Dass die Ergebnisse in der Regel quantitativ ausgewertet werden, trägt auch zur Verunsicherung bei – vielen Betroffenen fällt die Interpretation schwer. Vor allem, wenn ihnen dann noch die Durchschnittswerte der Kollegen präsentiert werden.

Natürlich hängt es von vielen Dingen ab, wie eine Führungskraft auf kritische Rückmeldungen reagiert: Wie stark fühlt sie sich in ihrem Selbstkonzept bedroht? Tendiert sie zu einem überzogen positiven Selbstbild? Und je nachdem, wie der Prozess abläuft, wird die mögliche Wirkung noch weiter abgeschwächt. Zum Beispiel, weil zwischen der Rückmeldung und einem gemeinsamen Gespräch mit den Mitarbeitern zu viel Zeit vergeht. Oder wenn die Führungskraft mit den Ergebnissen zu ihrem Vorgesetzten und sich dort rechtfertigen muss. Oder wenn HR die Ergebnisse zum „Monitoring“ nutzt und weitere Sanktionen daran knüpft.

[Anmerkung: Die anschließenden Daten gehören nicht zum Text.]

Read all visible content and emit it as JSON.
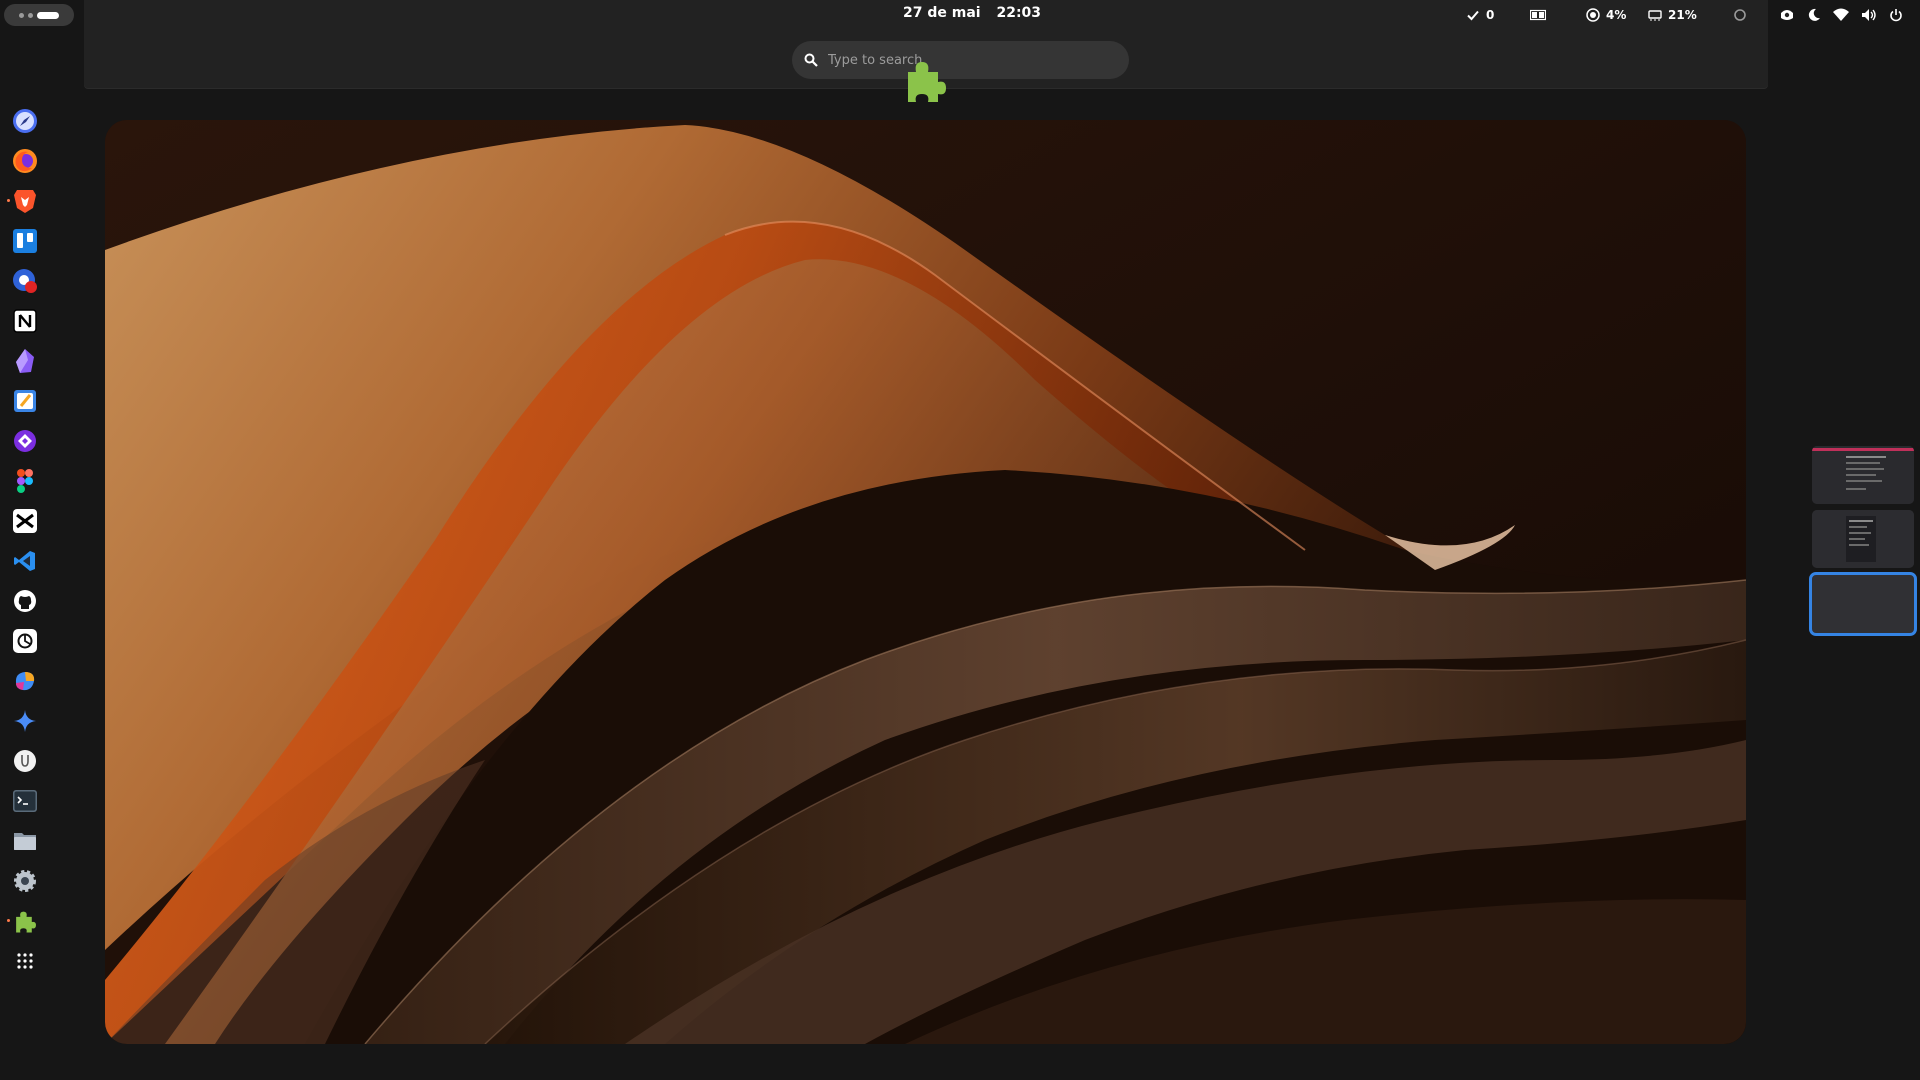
{
  "top_bar": {
    "date": "27 de mai",
    "time": "22:03",
    "tasks_count": "0",
    "cpu_percent": "4%",
    "memory_percent": "21%"
  },
  "search": {
    "placeholder": "Type to search"
  },
  "dock": {
    "apps": [
      {
        "name": "safari-like-browser",
        "icon": "compass-icon",
        "color": "#4a6ef0"
      },
      {
        "name": "firefox",
        "icon": "firefox-icon",
        "color": "#ff6a1f"
      },
      {
        "name": "brave",
        "icon": "brave-lion-icon",
        "color": "#fb542b",
        "running": true
      },
      {
        "name": "trello",
        "icon": "trello-icon",
        "color": "#1b7fe0"
      },
      {
        "name": "screen-recorder",
        "icon": "record-icon",
        "color": "#2f62d8"
      },
      {
        "name": "notion",
        "icon": "notion-icon",
        "color": "#ffffff"
      },
      {
        "name": "obsidian",
        "icon": "obsidian-icon",
        "color": "#8a5cf5"
      },
      {
        "name": "text-editor",
        "icon": "notepad-icon",
        "color": "#3a85e6"
      },
      {
        "name": "kdenlive-like",
        "icon": "diamond-icon",
        "color": "#7b2ee0"
      },
      {
        "name": "figma",
        "icon": "figma-icon",
        "color": "#f24e1e"
      },
      {
        "name": "capcut",
        "icon": "capcut-icon",
        "color": "#ffffff"
      },
      {
        "name": "vscode",
        "icon": "vscode-icon",
        "color": "#2a8ff0"
      },
      {
        "name": "github",
        "icon": "github-icon",
        "color": "#ffffff"
      },
      {
        "name": "chatgpt",
        "icon": "openai-icon",
        "color": "#ffffff"
      },
      {
        "name": "copilot",
        "icon": "copilot-icon",
        "color": "#3f8cf5"
      },
      {
        "name": "gemini",
        "icon": "sparkle-icon",
        "color": "#4a8cf7"
      },
      {
        "name": "ollama",
        "icon": "llama-icon",
        "color": "#ffffff"
      },
      {
        "name": "terminal",
        "icon": "terminal-icon",
        "color": "#6a7b8a"
      },
      {
        "name": "files",
        "icon": "folder-icon",
        "color": "#aab4c0"
      },
      {
        "name": "settings",
        "icon": "gear-icon",
        "color": "#bcc4cc"
      },
      {
        "name": "extensions",
        "icon": "puzzle-icon",
        "color": "#8bc34a",
        "running": true
      },
      {
        "name": "app-grid",
        "icon": "grid-icon",
        "color": "#ffffff"
      }
    ]
  },
  "accent_color": "#3584e4",
  "workspaces": {
    "count": 3,
    "active_index": 2
  }
}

Eine „Allzweckwaffe“ soll es dann richten: Der Feedbackworkshop. Das Dumme ist, dass Mitarbeiter sich leicht tun, in einem Fragebogen niedrige Werte anzukreuzen. Aber dann im direkten Feedback viel vorsichtiger sind. Sie sind auch der Meinung, mit ihrer Rückmeldung hätten sie schon ihren Beitrag geleistet, jetzt wäre doch erst mal die Führungskraft an der Reihe, sich zu hinterfragen und zu verbessern. Also halten sie sich in den Workshops meist eher zurück.

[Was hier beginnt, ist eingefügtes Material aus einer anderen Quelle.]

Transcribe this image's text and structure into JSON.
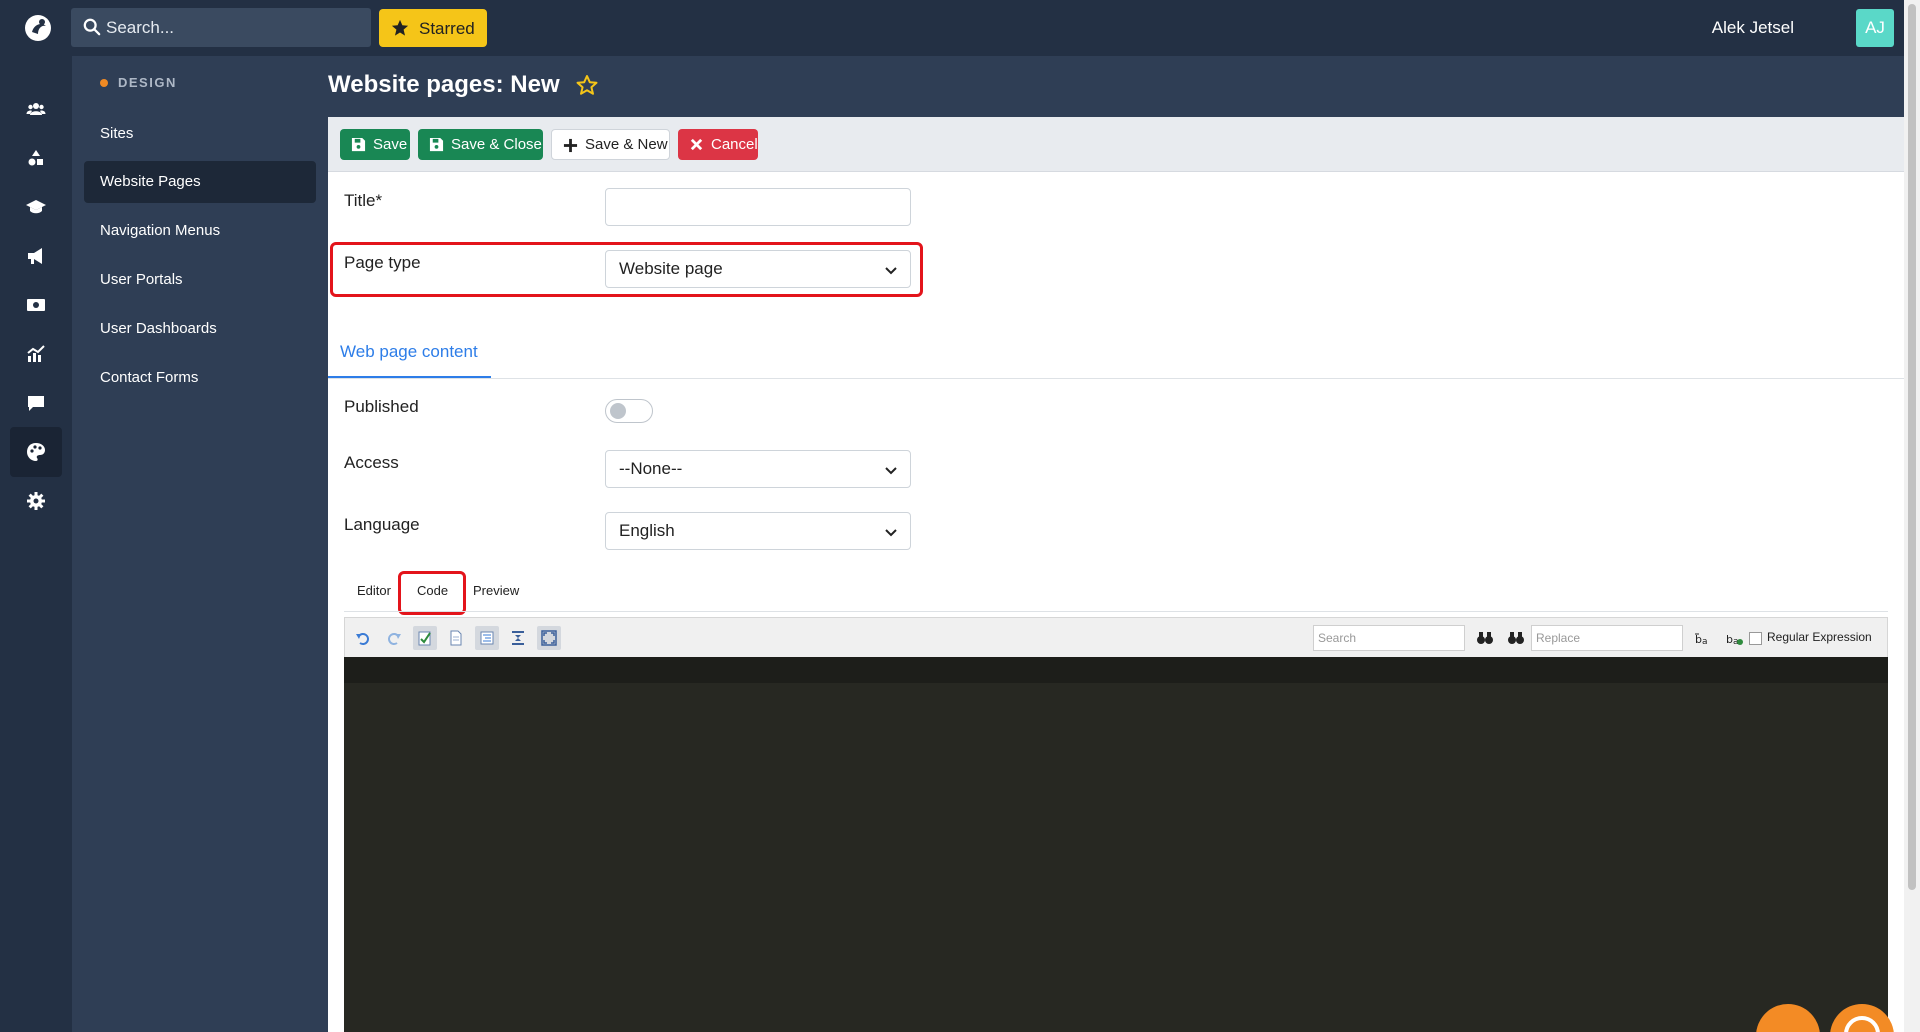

Bilaterale Dialoge und Retrospektiven

Ich kann vielen der angesprochenen Kritikpunkten nur zustimmen. Ich halte inzwischen die typischen Fragebögen auch für mehr als fragwürdig. Und die Anonymität macht vieles eher schlimmer als besser. Dass die Führungskräfte gar nicht selbst für die Folgen ihres Handelns verantwortlich gemacht werden, es vielmehr ihre Rolle ist, die sie ausfüllen, überzeugt mich allerdings nicht. Und schon gar nicht kann ich dem Argument folgen, dass man damit Führungskräfte dazu erzieht, es jedem recht machen zu wollen und eher Beliebtheit als Verhalten erfasst wird.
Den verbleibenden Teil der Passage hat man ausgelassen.